Ignite 1.33 g at 800 ± 25 °C and take up the residue with 20 mL of distilled water R. Filter, if necessary, through paper free from sulfates. Repeat the filtration with new paper filters until the filtrate is no longer
turbid.
Loss on drying (2.2.32)
Maximum 0.5 per cent, determined on 1.000 g by drying in an oven at 105 °C.
Sulfated ash (2.4.14)
Maximum 0.1 per cent, determined on 1.0 g.
ASSAY
Dissolve 0.300 g in 50 mL of glacial acetic acid R. Titrate with 0.1 M perchloric acid, determining the end-point potentiometrically (2.2.20).
1 mL of 0.1 M perchloric acid is equivalent to 38.29 mg of C22H23ClN2O2.
IMPURITIES
Specified impurities A, B, C, D, E, F, H.
Other detectable impurities (the following substances would, if present at a sufficient level, be detected by one or other of the tests in the monograph. They are limited by the general acceptance criterion for
other/unspecified impurities and/or by the general monograph Substances for pharmaceutical use (2034). It is therefore not necessary to identify these impurities for demonstration of compliance. See also 5.10.
Control of impurities in substances for pharmaceutical use) G.

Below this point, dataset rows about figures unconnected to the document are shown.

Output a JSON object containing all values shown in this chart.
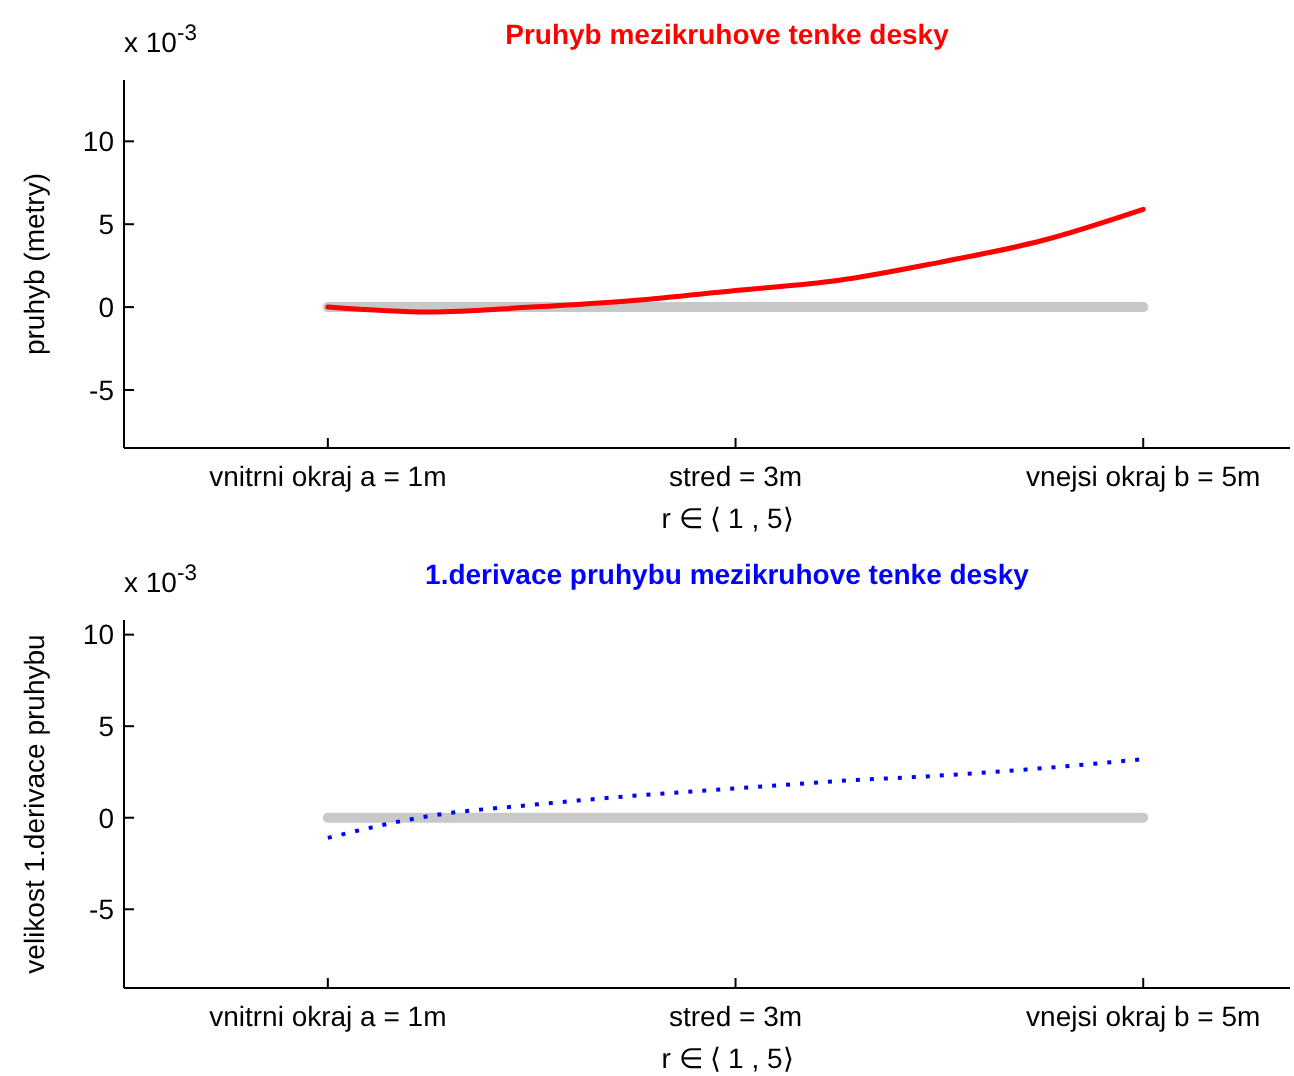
{
  "chart_data": [
    {
      "type": "line",
      "title": "Pruhyb mezikruhove tenke desky",
      "xlabel": "r ∈ ⟨ 1 , 5⟩",
      "ylabel": "pruhyb (metry)",
      "annotations": [
        "x 10$^{-3}$"
      ],
      "xlim": [
        0,
        5.72
      ],
      "xticks": [
        {
          "value": 1,
          "label": "vnitrni okraj a = 1m"
        },
        {
          "value": 3,
          "label": "stred = 3m"
        },
        {
          "value": 5,
          "label": "vnejsi okraj b = 5m"
        }
      ],
      "ylim": [
        -8.5,
        13.7
      ],
      "yticks": [
        -5,
        0,
        5,
        10
      ],
      "series": [
        {
          "color": "#c8c8c8",
          "x": [
            1,
            5
          ],
          "values": [
            0,
            0
          ],
          "line_style": "solid"
        },
        {
          "color": "#ff0000",
          "x": [
            1,
            1.5,
            2,
            2.5,
            3,
            3.5,
            4,
            4.5,
            5
          ],
          "values": [
            0,
            -0.3,
            0,
            0.4,
            1.0,
            1.6,
            2.7,
            4.0,
            5.9
          ],
          "line_style": "solid"
        }
      ]
    },
    {
      "type": "line",
      "title": "1.derivace pruhybu mezikruhove tenke desky",
      "xlabel": "r ∈ ⟨ 1 , 5⟩",
      "ylabel": "velikost 1.derivace pruhybu",
      "annotations": [
        "x 10$^{-3}$"
      ],
      "xlim": [
        0,
        5.72
      ],
      "xticks": [
        {
          "value": 1,
          "label": "vnitrni okraj a = 1m"
        },
        {
          "value": 3,
          "label": "stred = 3m"
        },
        {
          "value": 5,
          "label": "vnejsi okraj b = 5m"
        }
      ],
      "ylim": [
        -9.3,
        10.8
      ],
      "yticks": [
        -5,
        0,
        5,
        10
      ],
      "series": [
        {
          "color": "#c8c8c8",
          "x": [
            1,
            5
          ],
          "values": [
            0,
            0
          ],
          "line_style": "solid"
        },
        {
          "color": "#0000ff",
          "x": [
            1,
            1.5,
            2,
            2.5,
            3,
            3.5,
            4,
            4.5,
            5
          ],
          "values": [
            -1.1,
            0.1,
            0.7,
            1.2,
            1.6,
            2.0,
            2.3,
            2.7,
            3.2
          ],
          "line_style": "dotted"
        }
      ]
    }
  ]
}
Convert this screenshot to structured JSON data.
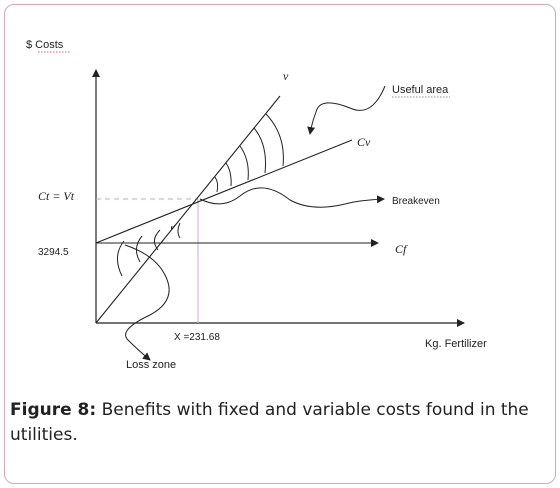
{
  "figure": {
    "y_axis_label": "$ Costs",
    "x_axis_label": "Kg. Fertilizer",
    "line_v_label": "v",
    "line_cv_label": "Cv",
    "line_cf_label": "Cf",
    "equality_label": "Ct = Vt",
    "fixed_cost_value": "3294.5",
    "breakeven_x_label": "X =231.68",
    "useful_area_label": "Useful area",
    "breakeven_label": "Breakeven",
    "loss_zone_label": "Loss  zone"
  },
  "caption": {
    "prefix": "Figure 8:",
    "text": " Benefits with fixed and variable costs found in the utilities."
  }
}
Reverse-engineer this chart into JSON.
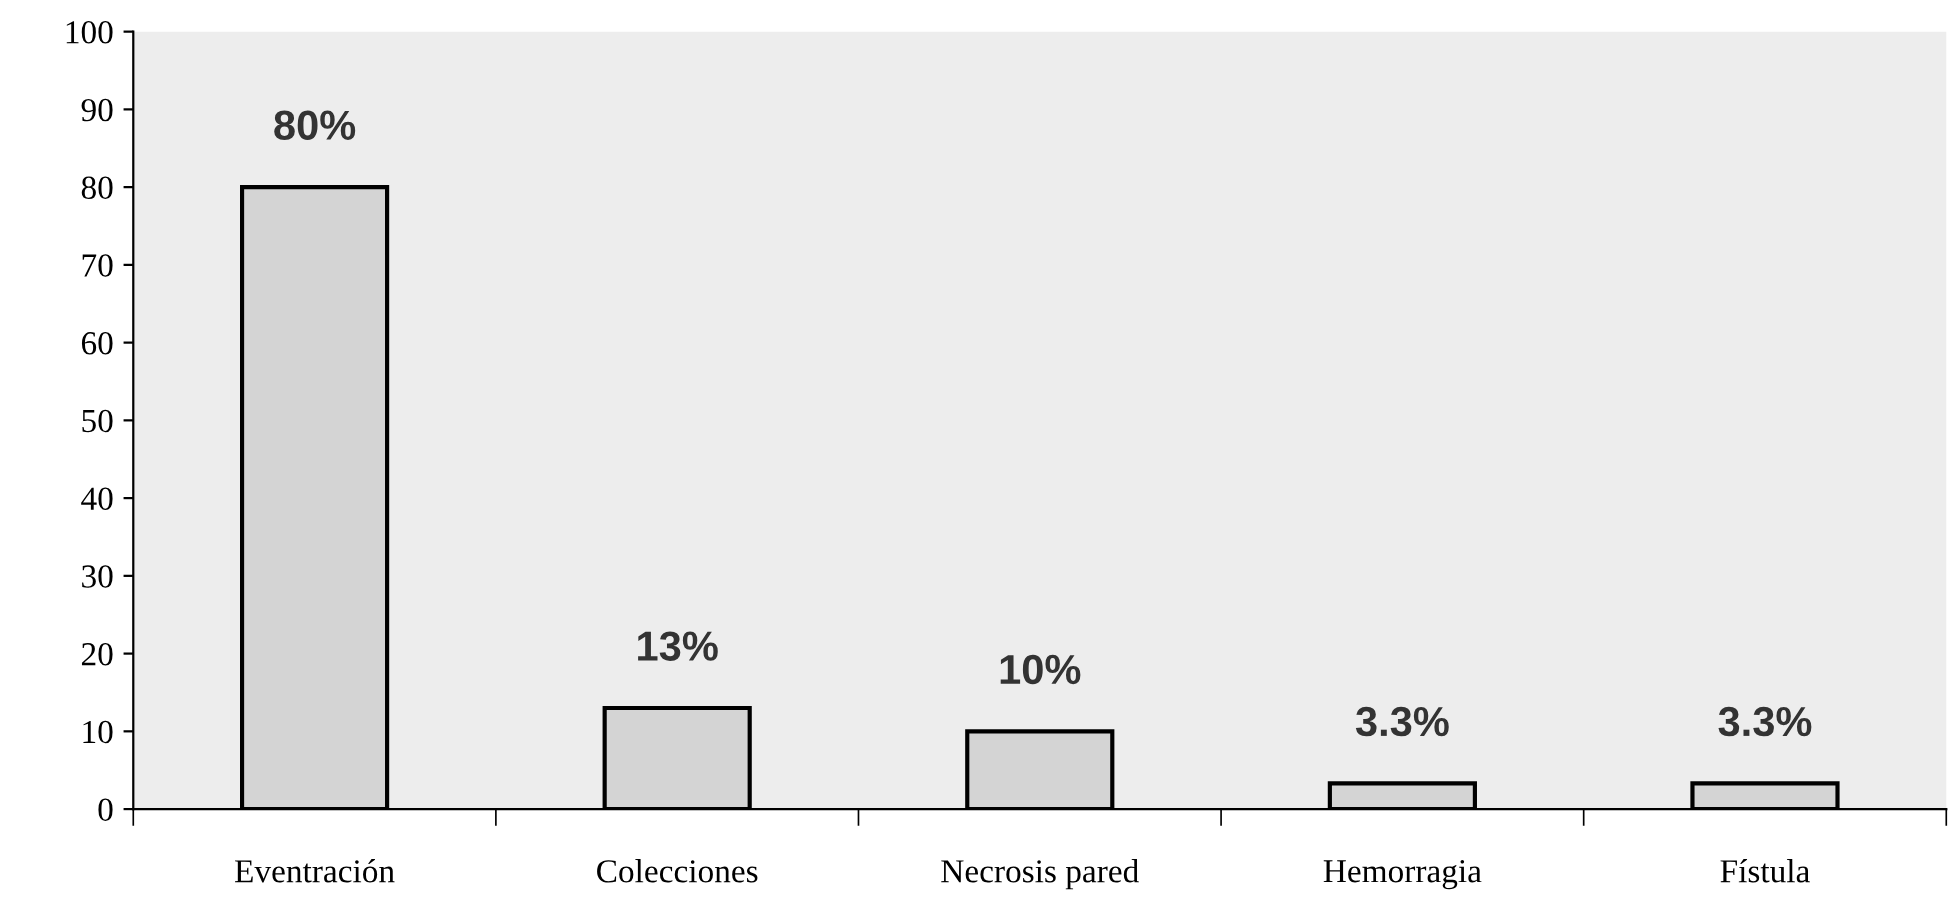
{
  "chart_data": {
    "type": "bar",
    "categories": [
      "Eventración",
      "Colecciones",
      "Necrosis pared",
      "Hemorragia",
      "Fístula"
    ],
    "values": [
      80,
      13,
      10,
      3.3,
      3.3
    ],
    "value_labels": [
      "80%",
      "13%",
      "10%",
      "3.3%",
      "3.3%"
    ],
    "color": "#d4d4d4",
    "ylim": [
      0,
      100
    ],
    "yticks": [
      0,
      10,
      20,
      30,
      40,
      50,
      60,
      70,
      80,
      90,
      100
    ],
    "grid": false,
    "legend": false
  }
}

A. ethyl 4-[(11RS)-8-chloro-11-hydroxy-6,11-dihydro-5H-benzo[5,6]cyclohepta[1,2-b]pyridin-11-yl]piperidine-1-carboxylate,
B. 8-chloro-5,6-dihydro-11H-benzo[5,6]cyclohepta[1,2-b]pyridin-11-one,
C. ethyl 4-(4,8-dichloro-5,6-dihydro-11H-benzo[5,6]cyclohepta[1,2-b]pyridin-11-ylidene)piperidine-1-
carboxylate,
D. 8-chloro-11-(piperidin-4-ylidene)-6,11-dihydro-5H-benzo[5,6]cyclohepta[1,2-b]pyridine,
E. ethyl 4-[(11RS)-8-chloro-6,11-dihydro-5H-benzo[5,6]cyclohepta[1,2-b]pyridin-11-yl]-3,6-dihydropyridine-
1(2H)-carboxylate,
F. ethyl 4-[(11RS)-8-chloro-11-fluoro-6,11-dihydro-5H-benzo[5,6]cyclohepta[1,2-b]pyridin-11-yl]piperidine-1-carboxylate,
G. 8-chloro-11-(1-methylpiperidin-4-ylidene)-6,11-dihydro-5H-benzo[5,6]cyclohepta[1,2-b]pyridine,
H. ethyl 4-oxopiperidine-1-carboxylate.